Of course, signing up to vote is one thing, and turning out to vote is another. In the past, newly registered voters -- especially in low-income neighborhoods -- have been among the least likely to actually show up at the polls. In fact, Cleveland has never had a particularly low percentage of our eligible adults registered to vote -- we just don't show up on Election Day.

This year, everything rests on changing that pattern. Instead of the 130,000 votes cast in Cleveland in 2000, the Democrats need at least 200,000 -- 60% of the city's adult population. Is this possible?

Yes, it is. There are at least two big differences between 2004 and previous years that make it possible:

First, every effective political player in town is on this case. Nobody -- not even the school levy campaign -- is obsessing about "likely voters" this year. The entire, unprecedented focus of all efforts this month will be the city's "unlikely voters" -- registered voters (new or old) who haven't voted recently. The newly registered are all either databased or soon will be; thousands of others have been canvassed in the last few months, and had their preferences and current contact information uploaded to the same databases. This is a new kind of voter ID. Its implications for a city like Cleveland are enormous, and not just in Presidential years.
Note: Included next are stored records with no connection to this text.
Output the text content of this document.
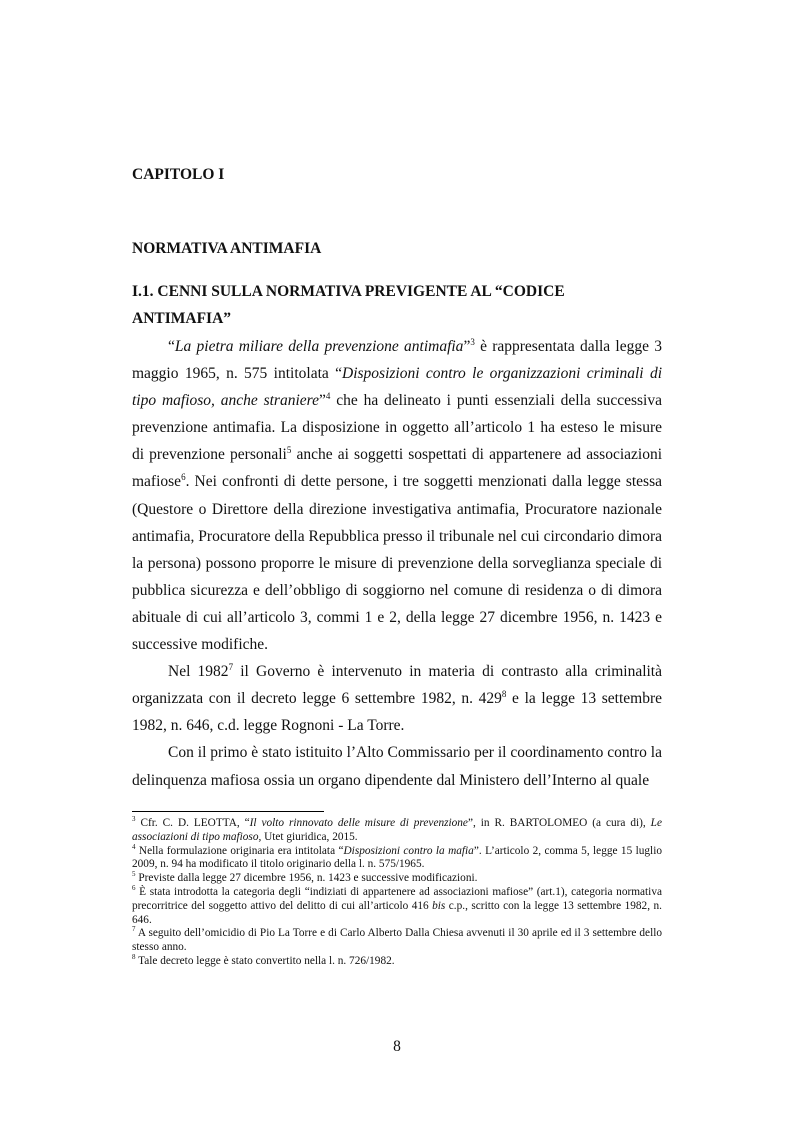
CAPITOLO I
NORMATIVA ANTIMAFIA
I.1. CENNI SULLA NORMATIVA PREVIGENTE AL “CODICE ANTIMAFIA”

“La pietra miliare della prevenzione antimafia”$^3$ è rappresentata dalla legge 3 maggio 1965, n. 575 intitolata “Disposizioni contro le organizzazioni criminali di tipo mafioso, anche straniere”$^4$ che ha delineato i punti essenziali della successiva prevenzione antimafia. La disposizione in oggetto all’articolo 1 ha esteso le misure di prevenzione personali$^5$ anche ai soggetti sospettati di appartenere ad associazioni mafiose$^6$. Nei confronti di dette persone, i tre soggetti menzionati dalla legge stessa (Questore o Direttore della direzione investigativa antimafia, Procuratore nazionale antimafia, Procuratore della Repubblica presso il tribunale nel cui circondario dimora la persona) possono proporre le misure di prevenzione della sorveglianza speciale di pubblica sicurezza e dell’obbligo di soggiorno nel comune di residenza o di dimora abituale di cui all’articolo 3, commi 1 e 2, della legge 27 dicembre 1956, n. 1423 e successive modifiche.

Nel 1982$^7$ il Governo è intervenuto in materia di contrasto alla criminalità organizzata con il decreto legge 6 settembre 1982, n. $429^8$ e la legge 13 settembre 1982, n. 646, c.d. legge Rognoni - La Torre.

Con il primo è stato istituito l’Alto Commissario per il coordinamento contro la delinquenza mafiosa ossia un organo dipendente dal Ministero dell’Interno al quale

$^3$ Cfr. C. D. LEOTTA, “Il volto rinnovato delle misure di prevenzione”, in R. BARTOLOMEO (a cura di), Le associazioni di tipo mafioso, Utet giuridica, 2015.

$^4$ Nella formulazione originaria era intitolata “Disposizioni contro la mafia”. L’articolo 2, comma 5, legge 15 luglio 2009, n. 94 ha modificato il titolo originario della l. n. 575/1965.

$^5$ Previste dalla legge 27 dicembre 1956, n. 1423 e successive modificazioni.

$^6$ È stata introdotta la categoria degli “indiziati di appartenere ad associazioni mafiose” (art.1), categoria normativa precorritrice del soggetto attivo del delitto di cui all’articolo 416 bis c.p., scritto con la legge 13 settembre 1982, n. 646.

$^7$ A seguito dell’omicidio di Pio La Torre e di Carlo Alberto Dalla Chiesa avvenuti il 30 aprile ed il 3 settembre dello stesso anno.

$^8$ Tale decreto legge è stato convertito nella l. n. 726/1982.

8
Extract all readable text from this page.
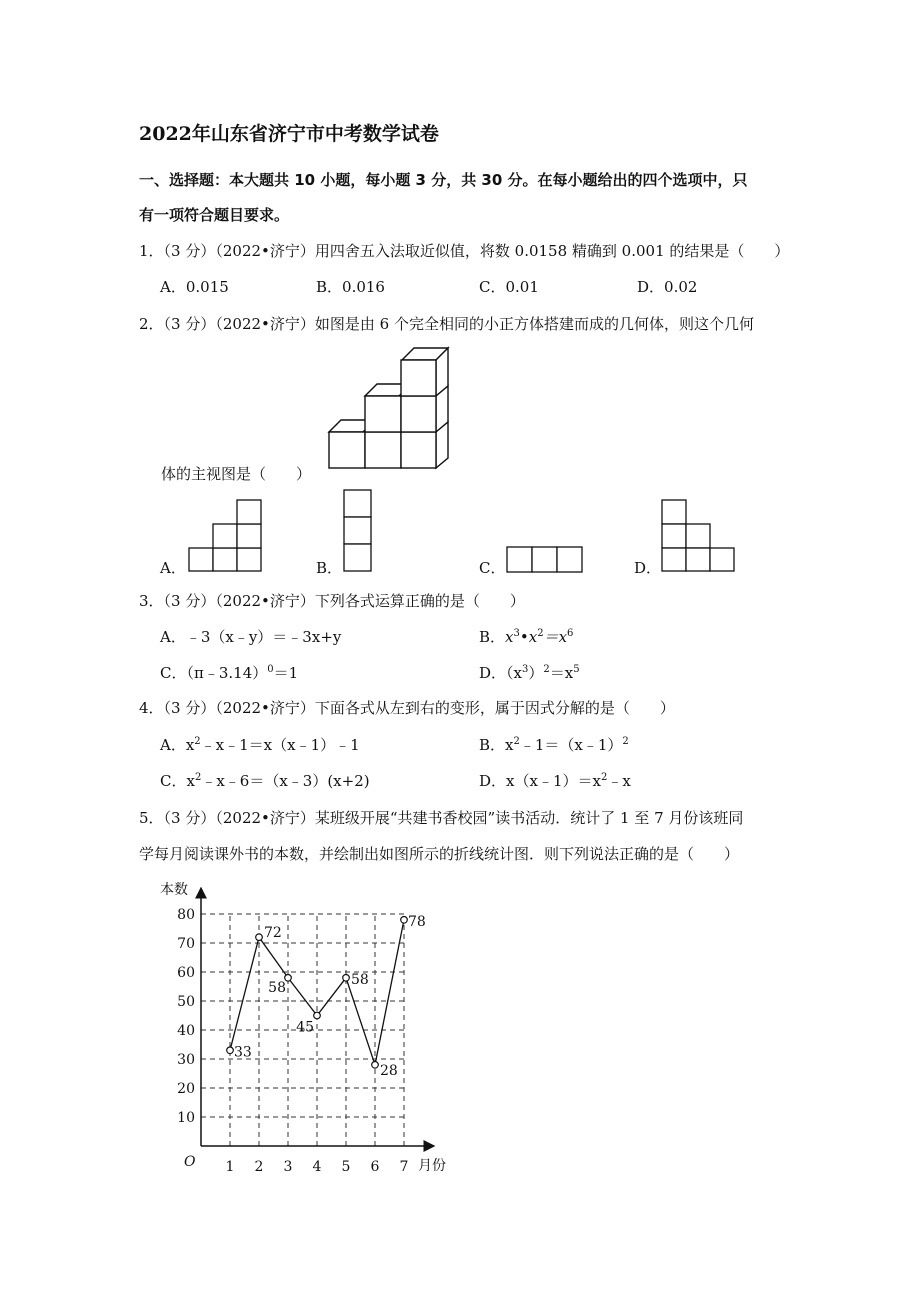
2022年山东省济宁市中考数学试卷
一、选择题：本大题共 10 小题，每小题 3 分，共 30 分。在每小题给出的四个选项中，只
有一项符合题目要求。
1．（3 分）（2022•济宁）用四舍五入法取近似值，将数 0.0158 精确到 0.001 的结果是（　　）
A．0.015	B．0.016	C．0.01	D．0.02
2．（3 分）（2022•济宁）如图是由 6 个完全相同的小正方体搭建而成的几何体，则这个几何
体的主视图是（　　）
A．	B．	C．	D．
3．（3 分）（2022•济宁）下列各式运算正确的是（　　）
A．﹣3（x﹣y）＝﹣3x+y	B．$x^3•x^2=x^6$
C．（π﹣3.14）$^0$＝1	D．$(x^3)^2=x^5$
4．（3 分）（2022•济宁）下面各式从左到右的变形，属于因式分解的是（　　）
A．$x^2﹣x﹣1=x(x﹣1)﹣1$	B．$x^2﹣1=(x﹣1)^2$
C．$x^2﹣x﹣6=(x﹣3)(x+2)$	D．$x(x﹣1)=x^2﹣x$
5．（3 分）（2022•济宁）某班级开展“共建书香校园”读书活动．统计了 1 至 7 月份该班同
学每月阅读课外书的本数，并绘制出如图所示的折线统计图．则下列说法正确的是（　　）
本数
月份
O
10
20
30
40
50
60
70
80
1 2 3 4 5 6 7
33
72
58
45
58
28
78
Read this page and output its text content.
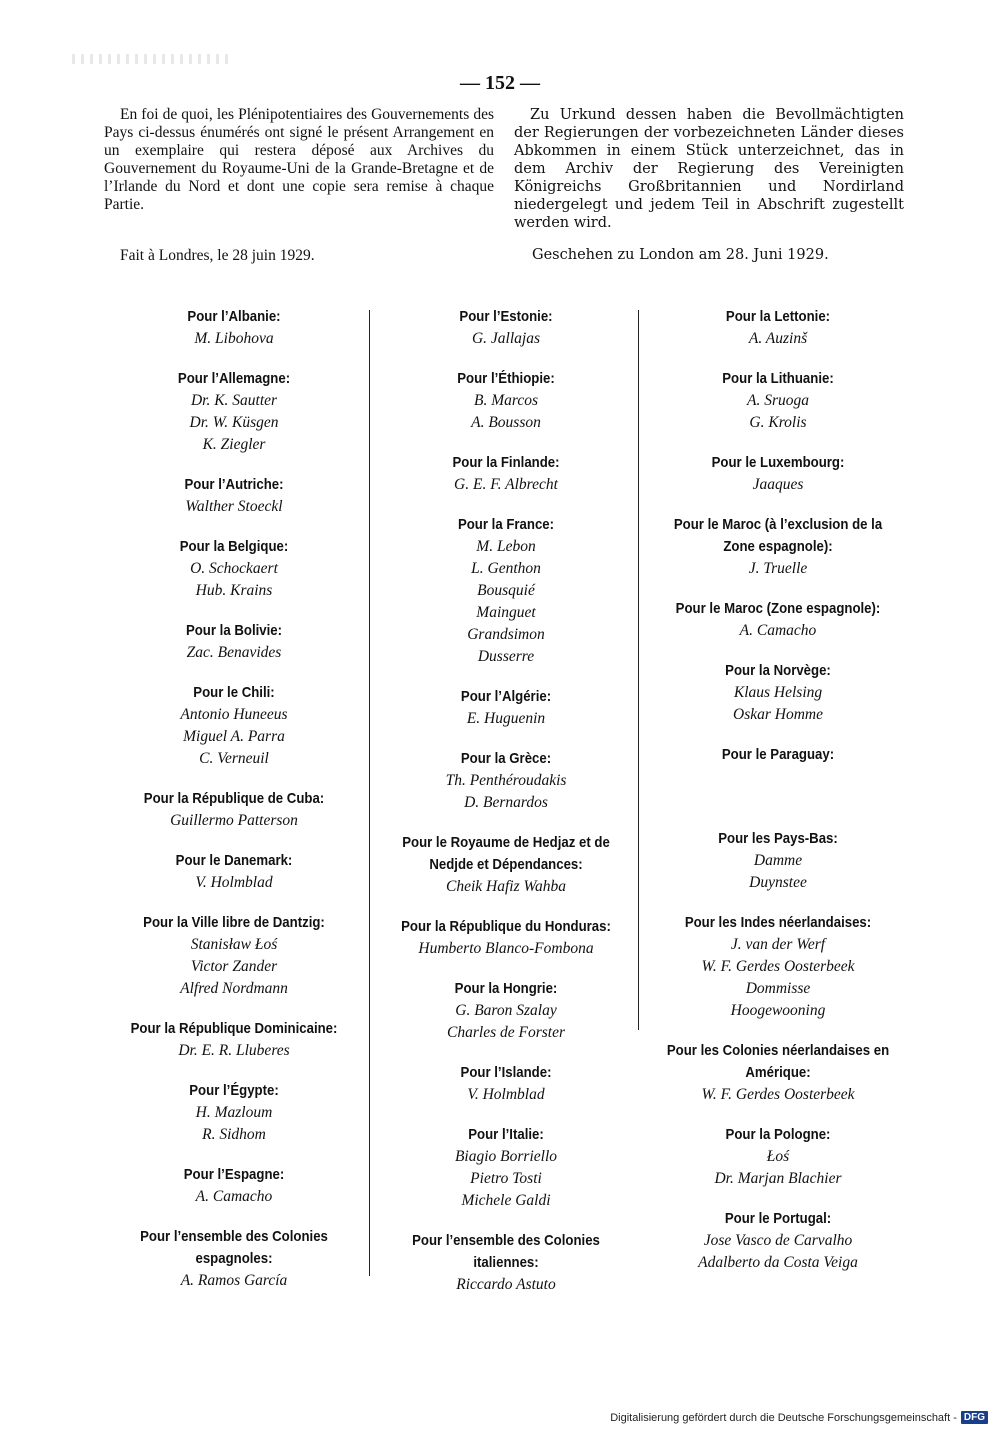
— 152 —

En foi de quoi, les Plénipotentiaires des Gouvernements des Pays ci-dessus énumérés ont signé le présent Arrangement en un exemplaire qui restera déposé aux Archives du Gouvernement du Royaume-Uni de la Grande-Bretagne et de l’Irlande du Nord et dont une copie sera remise à chaque Partie.

Zu Urkund dessen haben die Bevollmächtigten der Regierungen der vorbezeichneten Länder dieses Abkommen in einem Stück unterzeichnet, das in dem Archiv der Regierung des Vereinigten Königreichs Großbritannien und Nordirland niedergelegt und jedem Teil in Abschrift zugestellt werden wird.

Fait à Londres, le 28 juin 1929.	Geschehen zu London am 28. Juni 1929.
Pour l’Albanie:
M. Libohova
Pour l’Allemagne:
Dr. K. Sautter
Dr. W. Küsgen
K. Ziegler
Pour l’Autriche:
Walther Stoeckl
Pour la Belgique:
O. Schockaert
Hub. Krains
Pour la Bolivie:
Zac. Benavides
Pour le Chili:
Antonio Huneeus
Miguel A. Parra
C. Verneuil
Pour la République de Cuba:
Guillermo Patterson
Pour le Danemark:
V. Holmblad
Pour la Ville libre de Dantzig:
Stanisław Łoś
Victor Zander
Alfred Nordmann
Pour la République Dominicaine:
Dr. E. R. Lluberes
Pour l’Égypte:
H. Mazloum
R. Sidhom
Pour l’Espagne:
A. Camacho
Pour l’ensemble des Colonies espagnoles:
A. Ramos García
Pour l’Estonie:
G. Jallajas
Pour l’Éthiopie:
B. Marcos
A. Bousson
Pour la Finlande:
G. E. F. Albrecht
Pour la France:
M. Lebon
L. Genthon
Bousquié
Mainguet
Grandsimon
Dusserre
Pour l’Algérie:
E. Huguenin
Pour la Grèce:
Th. Penthéroudakis
D. Bernardos
Pour le Royaume de Hedjaz et de Nedjde et Dépendances:
Cheik Hafiz Wahba
Pour la République du Honduras:
Humberto Blanco-Fombona
Pour la Hongrie:
G. Baron Szalay
Charles de Forster
Pour l’Islande:
V. Holmblad
Pour l’Italie:
Biagio Borriello
Pietro Tosti
Michele Galdi
Pour l’ensemble des Colonies italiennes:
Riccardo Astuto
Pour la Lettonie:
A. Auzinš
Pour la Lithuanie:
A. Sruoga
G. Krolis
Pour le Luxembourg:
Jaaques
Pour le Maroc (à l’exclusion de la Zone espagnole):
J. Truelle
Pour le Maroc (Zone espagnole):
A. Camacho
Pour la Norvège:
Klaus Helsing
Oskar Homme
Pour le Paraguay:

Pour les Pays-Bas:
Damme
Duynstee
Pour les Indes néerlandaises:
J. van der Werf
W. F. Gerdes Oosterbeek
Dommisse
Hoogewooning
Pour les Colonies néerlandaises en Amérique:
W. F. Gerdes Oosterbeek
Pour la Pologne:
Łoś
Dr. Marjan Blachier
Pour le Portugal:
Jose Vasco de Carvalho
Adalberto da Costa Veiga
Digitalisierung gefördert durch die Deutsche Forschungsgemeinschaft - DFG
Second, the pockets for this effort in Cleveland are probably the deepest in the country. You've heard people talk about the election being won or lost in Northeast Ohio? They're not kidding. A hundred thousand extra Democratic votes in Cuyahoga County are worth millions of dollars to the national Dems and their allies, and they're spending it... not on media, but on "the ground war".

Just one example: Move On PAC has just sent a couple dozen paid organizers into the county, opened two field offices, and is holding daily orientation meetings in each office for new volunteers to work on their precinct-by-precinct "Leave No Voter Behind" campaign. I went to the 7 pm West Side meeting last night... the office's second meeting of the day. It was standing room only -- over thirty volunteers, mostly campaign newbies from Move On's vast e-mail base, there to sign up for door-knocking duty in their own neighborhoods. At least ten of us agreed to be precinct captains, which means taking personal responsibility for a list of 150 "infrequent voters" in our own home precincts: finding and talking to them, getting them into the organization's web-based data system, and doing whatever it takes to get them to the polls on November 2.

Move On PAC has targeted 10,000 precincts in swing states across the country for this campaign. From what I saw last night, they seem to know exactly what they're doing... not surprising when you consider that this is the group that built a three-million-member email list from nothing, virtually invented online political fundraising for liberals, and taught Joe Trippi how to do politics on the Net. What is surprising is that this year in Cleveland, Move On's campaign is just icing on the cake... a final layer of new grassroots capability on top of an already huge, sophisticated turnout operation.

So, yes, all these new registrations really might turn into votes his year. If they do, John Kerry is our next President. And Cleveland politics is a whole new ball game.